Dans la filière du biodiesel, on se félicite que « le bénéfice environnemental du biodiesel » soit « confirmé ». En effet, d’une part cette étude « conclut à un bilan énergétique des biocarburants nettement favorable par rapport aux carburants fossiles ». Et d’autre part « ces résultats satisfont pleinement aux critères de durabilité définis par la directive énergies renouvelables (ENR) de la Commission ». Ces critères imposent au biodiesel de réduire d’au moins 35 % les émissions de CO2 par rapport à un carburant traditionnel, taux qui sera porté à 50 % en 2017.
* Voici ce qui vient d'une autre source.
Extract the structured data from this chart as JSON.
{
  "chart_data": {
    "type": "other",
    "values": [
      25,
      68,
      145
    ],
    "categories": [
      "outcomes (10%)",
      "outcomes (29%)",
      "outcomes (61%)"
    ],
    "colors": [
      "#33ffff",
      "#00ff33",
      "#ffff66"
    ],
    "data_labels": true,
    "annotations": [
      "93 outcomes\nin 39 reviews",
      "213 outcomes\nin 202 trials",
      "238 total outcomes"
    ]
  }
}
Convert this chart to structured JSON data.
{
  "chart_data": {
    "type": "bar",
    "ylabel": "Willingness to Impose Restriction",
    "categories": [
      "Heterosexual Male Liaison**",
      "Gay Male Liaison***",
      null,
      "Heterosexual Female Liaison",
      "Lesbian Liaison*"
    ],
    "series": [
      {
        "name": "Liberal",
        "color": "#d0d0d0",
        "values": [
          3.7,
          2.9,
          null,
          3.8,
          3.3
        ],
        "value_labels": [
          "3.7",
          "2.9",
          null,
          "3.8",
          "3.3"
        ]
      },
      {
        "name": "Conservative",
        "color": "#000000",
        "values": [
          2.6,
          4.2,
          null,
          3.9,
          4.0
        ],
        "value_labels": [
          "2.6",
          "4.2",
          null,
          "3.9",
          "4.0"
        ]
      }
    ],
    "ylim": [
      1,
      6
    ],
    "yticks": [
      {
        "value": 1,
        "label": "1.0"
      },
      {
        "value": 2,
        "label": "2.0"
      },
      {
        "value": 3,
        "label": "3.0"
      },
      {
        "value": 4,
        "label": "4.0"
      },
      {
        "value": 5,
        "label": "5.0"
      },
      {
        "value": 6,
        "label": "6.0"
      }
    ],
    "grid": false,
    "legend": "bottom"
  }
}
Les résultats de cette étude « confortent les choix de la filière biodiesel qui a investi plus de 800 millions d’euros depuis 3 ans », explique Philippe Tillous-Borde, directeur général de Sofiprotéol et Président de Diester Industrie.

Réseau Action Climat : une étude « édulcorée et tronquée »
De son côté, le Réseau Action Climat, qui regroupe des ONG comme Les Amis de la Terre, Oxfam France, Greenpeace, affirme que l’Ademe a publié « en catimini une synthèse très édulcorée et largement tronquée » du rapport qui lui a été remis en juin dernier par le bureau BioIS sur les bilans énergétiques et d’émissions de Ges. « Même en sous-évaluant les dépenses énergétiques de plusieurs étapes de fabrication, ce rapport aboutit à des efficacités énergétiques et des réductions d’émissions de Ges pour certaines filières très médiocres », selon Diane Vandaele, chargée de mission au Réseau Action Climat.
Pour Jean-Denis Crola, d’Oxfam France-Agir ici, la promotion des agrocarburants pour assurer la sécurité énergétique dans les pays riches entraîne une ruée vers les terres fertiles d’Afrique, d’Asie et d’Amérique latine, « provoquant des catastrophes humaines dans les pays du Sud » : « Les agrocarburants demeurent une fausse solution : en plus d’émettre beaucoup de CO2, leur développement a des conséquences catastrophiques sur les paysans des pays du Sud, qui sont expulsés de leurs terres ».

(1) Oxydation photochimique : phénomène d’oxydation de l’azote atmosphérique sous l’action des rayons du soleil, qui génère de l’ozone.